American street gang

The Latin Counts is a Latino street gang based in Chicago, Illinois with a significant branch in Detroit, Michigan. It is a member of the People Nation alliance.

== History ==
The gang was founded in 1955 by Tejano youth who had just arrived to the Pilsen neighborhood of Chicago. The original gang members were all related to one another. They named their gang the Texans in homage to the state they originally lived in. The name was changed two years later to Sons of Mexico City to better reflect their ethnic heritage. The name was changed again in 1959 to Latin Counts, inspired by the Polish Counts gang that operated in the nearby Back of the Yards community. During the 1960s, the Counts came into conflict with other gangs in the Pilsen area such as the Latin Kings, the Satan Disciples and Ambrose. In 1970, a faction broke off from the gang to be named the Bishops, who retained good relations with the Counts due to their sharing of the same bloodlines. Their alliance, known as the Bishop Count Nation, would falter in the 1990s.
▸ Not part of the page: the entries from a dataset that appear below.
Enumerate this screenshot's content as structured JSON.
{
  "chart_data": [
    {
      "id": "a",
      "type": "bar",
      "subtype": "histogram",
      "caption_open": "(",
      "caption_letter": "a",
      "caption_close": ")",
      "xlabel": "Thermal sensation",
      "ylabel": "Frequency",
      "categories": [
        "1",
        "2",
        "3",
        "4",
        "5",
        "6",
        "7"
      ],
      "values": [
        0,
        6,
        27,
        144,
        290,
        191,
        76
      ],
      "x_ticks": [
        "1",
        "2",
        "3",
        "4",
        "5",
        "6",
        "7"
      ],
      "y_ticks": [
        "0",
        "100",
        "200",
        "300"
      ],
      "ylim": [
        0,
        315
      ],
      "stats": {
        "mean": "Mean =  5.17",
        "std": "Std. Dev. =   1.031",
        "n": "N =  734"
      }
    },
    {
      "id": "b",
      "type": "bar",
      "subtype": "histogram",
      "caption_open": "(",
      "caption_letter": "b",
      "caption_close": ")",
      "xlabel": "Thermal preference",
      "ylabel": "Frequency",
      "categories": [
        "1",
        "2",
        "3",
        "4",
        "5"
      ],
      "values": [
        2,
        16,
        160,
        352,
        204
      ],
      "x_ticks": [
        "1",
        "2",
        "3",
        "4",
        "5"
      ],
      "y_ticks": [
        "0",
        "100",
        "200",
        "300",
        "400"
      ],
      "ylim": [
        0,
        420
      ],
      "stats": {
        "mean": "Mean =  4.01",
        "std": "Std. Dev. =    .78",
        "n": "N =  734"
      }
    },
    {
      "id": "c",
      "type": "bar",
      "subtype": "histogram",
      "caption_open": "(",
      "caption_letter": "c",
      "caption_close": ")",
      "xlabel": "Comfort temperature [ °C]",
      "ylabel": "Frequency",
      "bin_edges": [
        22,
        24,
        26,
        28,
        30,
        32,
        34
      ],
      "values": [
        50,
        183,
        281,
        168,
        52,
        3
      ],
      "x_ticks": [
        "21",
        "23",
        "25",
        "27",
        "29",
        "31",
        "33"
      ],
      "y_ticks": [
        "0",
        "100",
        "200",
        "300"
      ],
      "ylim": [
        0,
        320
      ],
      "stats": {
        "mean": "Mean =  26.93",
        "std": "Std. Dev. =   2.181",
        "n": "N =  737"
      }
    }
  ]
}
In 1978, the Counts were invited to join the People Nation, a gang alliance formed in the Pontiac Correctional Center. This enabled the Counts to enter a truce with the allied Latin Kings, but street-level conflict continued between the two gangs until the 1980s. Starting in 1980, the Counts began to expand their operations to the South Chicago and South Deering neighborhoods, and in the mid-1980s they expanded to Cicero, Illinois and Southwest Detroit. In 1991, a full-scale shooting war erupted with the Latin Kings over turf in Cicero that pitted all Counts and Kings against each other nationwide.

== Insignia ==
The Latin Counts' symbol consists of a depiction of Count Dracula, a knight's helmet, and a sword with five slashes above it. The helmet was inspired by the image on the Knight brand matchbox. Their colors are black and red.

== Territory ==
The Latin Counts gang operates in the Chicago area, including the Pilsen, McKinley Park, Marquette Park, Ashburn, South Chicago, South Deering, Cicero, Bridgeview, and Chicago Heights communities. Its territory has expanded to include Southwest Detroit, Michigan, and the suburbs of Lincoln Park and Ecorse. The gang's presence has been detected in other Michigan cities including Pontiac, Flint and Lansing.

== Activities ==
The Latin Counts' main criminal activity involves drug activity and racketeering. Gang members have also been involved in selling stolen weapons, assaults and murders.

== Leadership ==
Isidro Garza led the gang while incarcerated in the Michigan Department of Corrections, where he was already serving 25-50 years for a 1993 gang-related homicide. He was sentenced in federal court to an additional ten years in prison. In June 2017, gang leader Victor Vasquez was sentenced to 30 years in prison for violating the Racketeer Influenced and Corrupt Organizations Act. Benjamin Beightol, the gang's Minister of Information who disseminated Garza's instructions to lower ranking gang members, pleaded guilty to racketeering charges on January 29, 2018, and faced ten years in prison.